The Future of Conservation Communication

Communicate, an international conference on Conservation is held annually in Bristol. You can now read summaries of presentations and view slides from the 2006 conference on the Communicate website. Video clips from the conference will also be available soon.
Of particular interest was the session entitled "Dreaming of Tomorrow" which starred non other than Neil Nightingale, head of the BBC Natural History Unit. You can read more about what Neil had to say on the relationship between the broadcasting industry and conservation communication here

Neil's words on the Future for Broadcasting Conservation:
The future for broadcasting is all about interactivity and engagement. Springwatch and Autumnwatch demonstrate how the BBC are applying this approach. The programmes have a related web survey encouraging citizen science – this is the biggest public engagement study of seasonal climate change in the world. The associated message board is turning the issues into a conversation.

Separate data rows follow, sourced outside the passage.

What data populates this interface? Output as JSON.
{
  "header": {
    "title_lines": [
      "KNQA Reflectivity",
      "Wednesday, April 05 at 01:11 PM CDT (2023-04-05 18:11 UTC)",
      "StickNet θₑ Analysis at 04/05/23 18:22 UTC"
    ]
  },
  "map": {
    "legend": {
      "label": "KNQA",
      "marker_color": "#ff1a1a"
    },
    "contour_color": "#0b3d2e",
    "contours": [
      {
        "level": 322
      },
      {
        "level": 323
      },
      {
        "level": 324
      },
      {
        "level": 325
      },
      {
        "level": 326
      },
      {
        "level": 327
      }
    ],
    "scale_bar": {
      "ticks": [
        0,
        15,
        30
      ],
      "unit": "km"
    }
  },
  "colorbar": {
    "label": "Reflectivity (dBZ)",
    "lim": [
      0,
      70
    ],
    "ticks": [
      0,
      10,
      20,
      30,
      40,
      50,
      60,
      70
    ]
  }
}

Learning to date has given the BBC the tools required to launch the Breathing Places campaign with committed partners. The BBC will undertake mass marketing and partners will engage individuals in their locality. The aim is to get 1 million people involved with conservation action in their local environment over next 3 years.

Audiences are changing and broadcasters are changing accordingly. Climate change is actually affecting us and audiences are finally becoming interested in receiving conservation messages.